Writing
January 22, 2026·Your Name

Against Curation: A Defense of Disorganized Reading

Why the algorithm's recommendations are the wrong books, and why serendipity remains the finest library science ever devised.

ReadingBooksEssay

Every recommendation algorithm I have encountered gives me books I would have found anyway. They offer the literary equivalent of suggesting, after you order the lamb, that you might also enjoy beef. The system has modeled my preferences accurately enough to feel flattering and narrowly enough to be useless.

The books that have changed my thinking arrived by other means. A friend's recommendation made in passing about something else entirely. A footnote in a book I was reading for unrelated reasons. An author mentioned dismissively by someone I disagreed with — which, I have found, is often the best possible endorsement. A spine glimpsed sideways on the wrong shelf where I had been looking for something I never did find.

This is not nostalgia for the pre-algorithmic age. I am not arguing for randomness as a method. I am arguing for structured serendipity, which is different: the deliberate arrangement of conditions under which unexpected encounters become possible. A physical bookshop, organised by someone with opinions, is a serendipity engine. A library where the shelves hold the uncirculated alongside the circulating creates collisions the catalog cannot predict.
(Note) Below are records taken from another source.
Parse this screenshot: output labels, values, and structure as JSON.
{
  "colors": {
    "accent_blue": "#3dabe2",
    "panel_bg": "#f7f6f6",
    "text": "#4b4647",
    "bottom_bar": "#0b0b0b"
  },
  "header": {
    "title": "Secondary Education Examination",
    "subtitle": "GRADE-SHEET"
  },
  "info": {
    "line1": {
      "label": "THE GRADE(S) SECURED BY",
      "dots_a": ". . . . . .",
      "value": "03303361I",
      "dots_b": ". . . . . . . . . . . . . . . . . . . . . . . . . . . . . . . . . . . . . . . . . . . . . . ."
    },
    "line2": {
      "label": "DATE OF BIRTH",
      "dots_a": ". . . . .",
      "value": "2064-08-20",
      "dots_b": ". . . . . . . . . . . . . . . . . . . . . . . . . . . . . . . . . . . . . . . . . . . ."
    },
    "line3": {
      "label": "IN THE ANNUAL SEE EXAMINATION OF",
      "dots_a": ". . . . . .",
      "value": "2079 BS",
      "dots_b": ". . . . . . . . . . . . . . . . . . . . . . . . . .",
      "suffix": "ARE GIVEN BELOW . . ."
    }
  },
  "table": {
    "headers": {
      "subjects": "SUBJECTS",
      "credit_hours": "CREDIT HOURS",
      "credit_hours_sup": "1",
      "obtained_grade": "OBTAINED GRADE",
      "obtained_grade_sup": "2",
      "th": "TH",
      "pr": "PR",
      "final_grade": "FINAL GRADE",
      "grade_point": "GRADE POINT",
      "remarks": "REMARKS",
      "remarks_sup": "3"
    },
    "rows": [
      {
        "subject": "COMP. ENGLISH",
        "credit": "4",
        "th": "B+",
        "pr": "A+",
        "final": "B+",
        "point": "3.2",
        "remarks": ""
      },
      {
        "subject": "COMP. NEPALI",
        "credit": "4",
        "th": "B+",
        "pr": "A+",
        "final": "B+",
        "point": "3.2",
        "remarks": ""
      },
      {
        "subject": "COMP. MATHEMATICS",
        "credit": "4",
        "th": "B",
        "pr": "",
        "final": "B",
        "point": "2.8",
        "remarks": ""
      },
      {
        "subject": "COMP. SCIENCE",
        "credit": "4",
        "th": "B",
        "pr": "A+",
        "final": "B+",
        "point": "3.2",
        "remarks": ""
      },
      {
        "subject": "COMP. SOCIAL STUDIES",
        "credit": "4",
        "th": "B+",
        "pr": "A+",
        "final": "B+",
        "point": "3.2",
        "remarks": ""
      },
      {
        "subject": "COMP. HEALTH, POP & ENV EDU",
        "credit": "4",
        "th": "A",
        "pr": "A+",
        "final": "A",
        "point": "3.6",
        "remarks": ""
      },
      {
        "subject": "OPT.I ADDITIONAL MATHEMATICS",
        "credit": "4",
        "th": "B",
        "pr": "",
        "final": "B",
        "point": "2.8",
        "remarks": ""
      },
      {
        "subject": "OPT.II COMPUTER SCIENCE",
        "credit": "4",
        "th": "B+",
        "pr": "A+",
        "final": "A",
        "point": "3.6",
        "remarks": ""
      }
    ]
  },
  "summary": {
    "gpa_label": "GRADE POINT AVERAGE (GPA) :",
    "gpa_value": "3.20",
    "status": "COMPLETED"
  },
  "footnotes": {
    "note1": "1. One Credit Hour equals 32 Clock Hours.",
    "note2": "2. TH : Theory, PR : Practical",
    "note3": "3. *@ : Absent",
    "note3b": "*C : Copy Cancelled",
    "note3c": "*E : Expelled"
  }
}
A friend who reads differently than you do is a permanently running discovery mechanism.

The problem with curation is that it optimises for convergence. It gives you more of what you already want, refined and concentrated. But thought grows at the edges, in the gap between what you know and what you do not yet know you need. The algorithm, by design, cannot offer you that gap. It does not know what you do not know.

I have started keeping a list of books I was given for no particular reason and later found essential. It now runs to eleven titles. I have started keeping a second list of books I sought out deliberately after careful research. It runs to four. I do not think this is coincidence.

The recommendation I would make — and this is the only one I will offer — is: ask someone who reads differently than you do what they are reading. Then, without looking it up first, order it. The not-looking-it-up is important. The surprise is load-bearing.